How can the headache patient and chest pain patient's trigger EMTALA?

Assuming the patient is seen and examined (a MSE is performed) the EMTALA requirement is satisfied correct?

You could still commit malpractice, i.e. not meet standard of care in your treatment plan and miss a diagnosis and patient suffer a bad outcome, but I don't see how this is also am EMTALA violation.

For example. You have a chest pain patient. You perform a complete history and exam, vital signs are performed. MSE is done. You suspect it to be GERD. You determine that a medical emergency is ruled out by your history and exam. At this point the imagined medical emergency has been ruled out. You are not transferring the patient and you do not think they need any further inpatient or ER care. So you discharge the patient with PPI and GI follow up. They go home and die of a missed ACS. Yes there may be a medical error here. Yes some reviewing experts would say that there were risk factors or whatever and you should have gotten a troponin and EKG. Or maybe you got those and they were normal, but said experts could say that wasn't an adequate workup as the patient was higher risk than you thought and they should have been admitted, etc.
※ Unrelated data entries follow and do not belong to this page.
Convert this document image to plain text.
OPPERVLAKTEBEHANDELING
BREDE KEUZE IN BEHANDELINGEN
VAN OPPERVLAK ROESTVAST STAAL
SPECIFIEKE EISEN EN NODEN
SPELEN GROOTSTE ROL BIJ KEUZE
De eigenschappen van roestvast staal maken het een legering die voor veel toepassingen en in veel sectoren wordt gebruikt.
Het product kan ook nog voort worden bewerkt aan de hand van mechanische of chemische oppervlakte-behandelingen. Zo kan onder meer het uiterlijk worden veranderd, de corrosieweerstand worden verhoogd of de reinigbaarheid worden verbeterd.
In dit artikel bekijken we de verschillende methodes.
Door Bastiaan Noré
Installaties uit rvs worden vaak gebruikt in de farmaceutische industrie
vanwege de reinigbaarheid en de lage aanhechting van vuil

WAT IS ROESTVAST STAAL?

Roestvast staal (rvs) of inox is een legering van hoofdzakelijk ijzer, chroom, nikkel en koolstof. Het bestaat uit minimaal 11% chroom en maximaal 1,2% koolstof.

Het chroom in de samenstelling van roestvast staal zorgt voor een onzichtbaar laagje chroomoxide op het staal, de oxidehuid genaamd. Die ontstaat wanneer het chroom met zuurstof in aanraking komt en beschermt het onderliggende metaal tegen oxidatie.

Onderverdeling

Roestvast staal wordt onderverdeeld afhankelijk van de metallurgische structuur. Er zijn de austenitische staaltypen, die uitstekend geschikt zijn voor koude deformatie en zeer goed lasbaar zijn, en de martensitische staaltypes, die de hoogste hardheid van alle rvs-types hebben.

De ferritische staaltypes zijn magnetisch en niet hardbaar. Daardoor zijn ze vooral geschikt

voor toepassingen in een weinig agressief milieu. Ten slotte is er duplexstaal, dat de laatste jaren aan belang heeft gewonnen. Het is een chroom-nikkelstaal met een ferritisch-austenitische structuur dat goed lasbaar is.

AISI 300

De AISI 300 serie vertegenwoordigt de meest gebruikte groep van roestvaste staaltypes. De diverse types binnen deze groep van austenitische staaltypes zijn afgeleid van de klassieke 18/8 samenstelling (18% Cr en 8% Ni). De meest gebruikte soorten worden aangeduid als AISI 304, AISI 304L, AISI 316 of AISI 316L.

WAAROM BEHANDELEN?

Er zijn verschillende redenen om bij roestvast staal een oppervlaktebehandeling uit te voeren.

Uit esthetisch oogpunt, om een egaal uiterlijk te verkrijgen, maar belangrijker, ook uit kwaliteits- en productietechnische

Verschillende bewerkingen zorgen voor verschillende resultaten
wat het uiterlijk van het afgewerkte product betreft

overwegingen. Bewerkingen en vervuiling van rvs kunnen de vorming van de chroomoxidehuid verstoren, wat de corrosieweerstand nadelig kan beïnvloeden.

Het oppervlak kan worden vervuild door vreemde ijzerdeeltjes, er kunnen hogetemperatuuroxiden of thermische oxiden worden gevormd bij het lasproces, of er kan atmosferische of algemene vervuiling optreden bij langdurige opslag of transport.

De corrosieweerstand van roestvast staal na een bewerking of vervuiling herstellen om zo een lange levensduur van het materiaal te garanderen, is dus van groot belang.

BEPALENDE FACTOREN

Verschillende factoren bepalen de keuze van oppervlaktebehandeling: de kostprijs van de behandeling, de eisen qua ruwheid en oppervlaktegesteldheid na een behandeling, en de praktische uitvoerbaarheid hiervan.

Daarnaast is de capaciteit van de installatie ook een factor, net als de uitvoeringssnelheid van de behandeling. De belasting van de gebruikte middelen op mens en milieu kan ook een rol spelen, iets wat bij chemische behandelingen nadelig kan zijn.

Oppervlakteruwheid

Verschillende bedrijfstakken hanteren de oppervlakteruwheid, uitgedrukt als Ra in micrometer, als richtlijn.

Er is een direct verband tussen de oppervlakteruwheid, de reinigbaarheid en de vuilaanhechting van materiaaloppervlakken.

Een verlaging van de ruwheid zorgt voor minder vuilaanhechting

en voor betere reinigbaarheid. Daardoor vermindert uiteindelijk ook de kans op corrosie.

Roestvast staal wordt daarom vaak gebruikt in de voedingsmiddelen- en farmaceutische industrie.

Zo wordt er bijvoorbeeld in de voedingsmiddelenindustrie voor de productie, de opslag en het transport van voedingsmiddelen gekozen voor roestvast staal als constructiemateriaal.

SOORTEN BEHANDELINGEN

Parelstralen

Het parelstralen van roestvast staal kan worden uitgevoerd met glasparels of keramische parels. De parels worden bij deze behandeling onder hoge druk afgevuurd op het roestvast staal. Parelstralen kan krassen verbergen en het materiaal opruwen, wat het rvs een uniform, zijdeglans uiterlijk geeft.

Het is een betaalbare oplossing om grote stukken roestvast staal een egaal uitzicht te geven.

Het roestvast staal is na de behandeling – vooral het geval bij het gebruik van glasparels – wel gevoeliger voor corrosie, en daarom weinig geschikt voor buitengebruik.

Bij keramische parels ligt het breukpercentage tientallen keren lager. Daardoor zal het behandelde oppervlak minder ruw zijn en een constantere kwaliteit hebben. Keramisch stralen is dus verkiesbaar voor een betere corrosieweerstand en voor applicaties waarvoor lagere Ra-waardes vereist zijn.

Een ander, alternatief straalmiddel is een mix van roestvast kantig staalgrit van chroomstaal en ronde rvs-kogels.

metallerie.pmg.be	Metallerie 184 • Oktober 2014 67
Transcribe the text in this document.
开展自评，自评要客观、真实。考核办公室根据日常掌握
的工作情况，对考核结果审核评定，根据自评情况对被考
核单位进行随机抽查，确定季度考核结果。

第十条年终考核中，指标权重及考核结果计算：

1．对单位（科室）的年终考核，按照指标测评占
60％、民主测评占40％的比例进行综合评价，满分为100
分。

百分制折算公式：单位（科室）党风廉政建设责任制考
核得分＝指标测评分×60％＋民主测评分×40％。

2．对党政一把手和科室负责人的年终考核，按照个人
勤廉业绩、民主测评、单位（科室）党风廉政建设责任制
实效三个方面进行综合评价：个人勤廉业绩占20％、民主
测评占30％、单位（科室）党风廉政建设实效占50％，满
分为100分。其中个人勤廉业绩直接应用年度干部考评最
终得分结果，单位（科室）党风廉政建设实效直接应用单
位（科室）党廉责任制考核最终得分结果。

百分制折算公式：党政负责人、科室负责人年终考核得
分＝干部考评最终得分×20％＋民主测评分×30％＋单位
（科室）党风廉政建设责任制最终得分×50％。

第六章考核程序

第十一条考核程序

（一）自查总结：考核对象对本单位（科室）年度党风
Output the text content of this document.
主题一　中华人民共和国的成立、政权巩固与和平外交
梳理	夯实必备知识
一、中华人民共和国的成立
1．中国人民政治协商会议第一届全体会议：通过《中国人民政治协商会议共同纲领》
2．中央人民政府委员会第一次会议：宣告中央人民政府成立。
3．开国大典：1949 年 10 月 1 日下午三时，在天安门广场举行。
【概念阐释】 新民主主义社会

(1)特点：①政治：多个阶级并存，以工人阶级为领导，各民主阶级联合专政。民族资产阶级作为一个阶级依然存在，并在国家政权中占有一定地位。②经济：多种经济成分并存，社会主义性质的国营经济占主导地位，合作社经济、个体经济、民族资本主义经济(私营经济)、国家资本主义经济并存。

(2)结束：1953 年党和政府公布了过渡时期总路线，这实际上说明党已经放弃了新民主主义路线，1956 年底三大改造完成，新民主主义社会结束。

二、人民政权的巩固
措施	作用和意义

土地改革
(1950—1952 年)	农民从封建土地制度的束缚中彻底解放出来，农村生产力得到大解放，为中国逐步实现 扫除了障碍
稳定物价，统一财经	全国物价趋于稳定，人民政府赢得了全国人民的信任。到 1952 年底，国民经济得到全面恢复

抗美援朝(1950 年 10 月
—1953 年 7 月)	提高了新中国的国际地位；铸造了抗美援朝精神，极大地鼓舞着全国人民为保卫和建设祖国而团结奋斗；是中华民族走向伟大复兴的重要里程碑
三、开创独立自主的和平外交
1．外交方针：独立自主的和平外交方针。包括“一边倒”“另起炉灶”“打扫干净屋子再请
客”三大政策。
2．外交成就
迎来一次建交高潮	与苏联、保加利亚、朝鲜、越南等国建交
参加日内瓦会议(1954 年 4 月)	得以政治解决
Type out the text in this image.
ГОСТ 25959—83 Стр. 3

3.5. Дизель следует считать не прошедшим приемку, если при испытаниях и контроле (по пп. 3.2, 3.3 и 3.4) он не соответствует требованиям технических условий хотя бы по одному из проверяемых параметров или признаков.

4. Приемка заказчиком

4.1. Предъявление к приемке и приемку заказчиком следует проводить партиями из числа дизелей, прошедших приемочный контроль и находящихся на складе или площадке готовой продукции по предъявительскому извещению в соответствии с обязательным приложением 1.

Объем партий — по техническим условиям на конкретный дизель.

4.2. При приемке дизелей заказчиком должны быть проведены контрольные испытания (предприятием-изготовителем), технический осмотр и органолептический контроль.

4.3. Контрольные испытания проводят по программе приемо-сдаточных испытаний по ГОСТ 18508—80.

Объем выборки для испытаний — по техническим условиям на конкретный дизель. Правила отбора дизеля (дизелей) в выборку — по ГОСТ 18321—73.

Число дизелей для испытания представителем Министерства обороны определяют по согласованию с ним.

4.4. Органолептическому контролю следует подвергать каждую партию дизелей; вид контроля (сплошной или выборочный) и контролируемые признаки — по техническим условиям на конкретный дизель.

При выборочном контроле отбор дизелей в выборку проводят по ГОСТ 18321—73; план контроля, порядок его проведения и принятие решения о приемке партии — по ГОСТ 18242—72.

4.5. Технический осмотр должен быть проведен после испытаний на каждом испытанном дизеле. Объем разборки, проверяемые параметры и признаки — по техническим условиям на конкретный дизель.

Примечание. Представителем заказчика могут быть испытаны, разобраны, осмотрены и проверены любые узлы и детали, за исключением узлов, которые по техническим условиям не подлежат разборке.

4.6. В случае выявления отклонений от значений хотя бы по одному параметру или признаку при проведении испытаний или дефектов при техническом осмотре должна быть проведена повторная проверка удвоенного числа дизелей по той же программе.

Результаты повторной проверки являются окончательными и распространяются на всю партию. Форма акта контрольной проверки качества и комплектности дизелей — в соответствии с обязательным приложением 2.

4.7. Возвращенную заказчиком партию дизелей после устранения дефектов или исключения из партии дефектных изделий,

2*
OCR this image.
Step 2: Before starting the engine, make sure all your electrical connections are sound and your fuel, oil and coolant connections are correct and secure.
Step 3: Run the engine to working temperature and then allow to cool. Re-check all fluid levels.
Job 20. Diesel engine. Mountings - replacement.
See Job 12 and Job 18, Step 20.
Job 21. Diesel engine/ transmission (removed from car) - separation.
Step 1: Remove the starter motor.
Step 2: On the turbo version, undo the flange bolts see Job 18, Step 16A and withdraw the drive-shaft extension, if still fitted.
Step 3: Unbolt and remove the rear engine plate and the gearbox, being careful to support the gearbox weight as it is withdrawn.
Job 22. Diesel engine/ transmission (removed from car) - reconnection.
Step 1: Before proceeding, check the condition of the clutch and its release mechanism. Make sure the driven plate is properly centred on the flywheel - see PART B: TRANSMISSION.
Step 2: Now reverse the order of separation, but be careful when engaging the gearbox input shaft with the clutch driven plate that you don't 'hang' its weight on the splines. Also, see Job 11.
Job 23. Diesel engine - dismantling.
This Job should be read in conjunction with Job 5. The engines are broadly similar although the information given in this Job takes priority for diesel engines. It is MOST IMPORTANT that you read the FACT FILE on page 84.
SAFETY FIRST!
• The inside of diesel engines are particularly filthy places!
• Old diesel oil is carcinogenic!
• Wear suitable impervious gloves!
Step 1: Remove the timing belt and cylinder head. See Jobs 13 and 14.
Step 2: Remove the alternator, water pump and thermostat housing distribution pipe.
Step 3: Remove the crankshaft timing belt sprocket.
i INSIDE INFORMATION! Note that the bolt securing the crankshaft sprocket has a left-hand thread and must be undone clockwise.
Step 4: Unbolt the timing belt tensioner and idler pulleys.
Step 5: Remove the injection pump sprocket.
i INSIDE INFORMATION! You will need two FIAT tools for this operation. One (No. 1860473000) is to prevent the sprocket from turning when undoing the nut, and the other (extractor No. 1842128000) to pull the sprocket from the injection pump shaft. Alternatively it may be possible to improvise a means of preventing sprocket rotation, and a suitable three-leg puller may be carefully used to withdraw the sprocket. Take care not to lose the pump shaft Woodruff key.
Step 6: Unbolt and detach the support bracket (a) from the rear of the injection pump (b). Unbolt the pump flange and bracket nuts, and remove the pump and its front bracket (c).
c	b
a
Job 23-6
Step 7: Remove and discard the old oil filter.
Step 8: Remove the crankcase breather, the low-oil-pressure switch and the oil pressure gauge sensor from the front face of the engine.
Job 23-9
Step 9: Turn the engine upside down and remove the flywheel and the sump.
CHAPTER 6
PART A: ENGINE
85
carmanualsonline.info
My thought is the problem here is potential malpractice, but I'm not understanding how EMTALA applies as the patient was seen, thought to be stable, and no transfer was requested.
The answer to your questions is in the last sentence of the post from @southerndoc that you quoted.

The flaw in your analysis is that you're expecting rational, educated behavior on the part of all involved parties. Which is clearly not the norm.

A completely reasonable question to ask is "where would the EMTALA complaint come from?". But lawyers gonna lawyer, so there's that.